Home Water Treatment Equipment: An Overview

Introduction

Reports of contamination have raised concern about the safety of our public and private drinking water. One response has been an increasing number of products claiming to make water safe or "pure". Often the consumer is not sure if treatment equipment is needed or would help and has to evaluate many claims when selecting treatment methods and products.

When considering the purchase of water treatment equipment, first determine the quality of the water and what constituents may need to be removed or treated. This information will help you choose the equipment best suited for the specific problem. To determine quality, have the water tested. In most cases, it is best to use an independent (preferably state certified) laboratory to help answer this question. It is not economically feasible to test for all possible contaminants.

Identification of the type and level of contaminants is important in identifying potential problems and selecting appropriate treatment equipment.
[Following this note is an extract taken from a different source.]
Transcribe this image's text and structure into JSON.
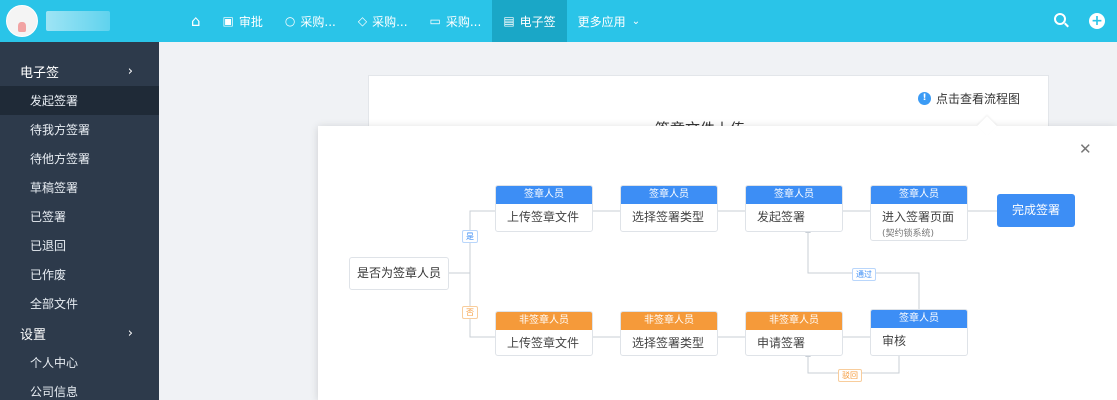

No single water treatment method treats all water problems and all methods have limits. In many cases, a combination of treatment methods may be required to address a specific problem.

Filters

Filters can be classified as mechanical (microfiltration) or adsorptive. Mechanical filters are used to remove small amounts of suspended material such as sediment, sand, rust and precipitated iron particles from the water. Mechanical filters can include small mesh screens, but commonly are cartridges constructed of natural or synthetic fibers. A filter media, such as sand, also may provide filtration. The water line pressure forces water through the filter material, trapping foreign particles. Some mechanical filters can be backwashed to remove trapped particles, but many require cartridge replacement when water flow slows appreciably.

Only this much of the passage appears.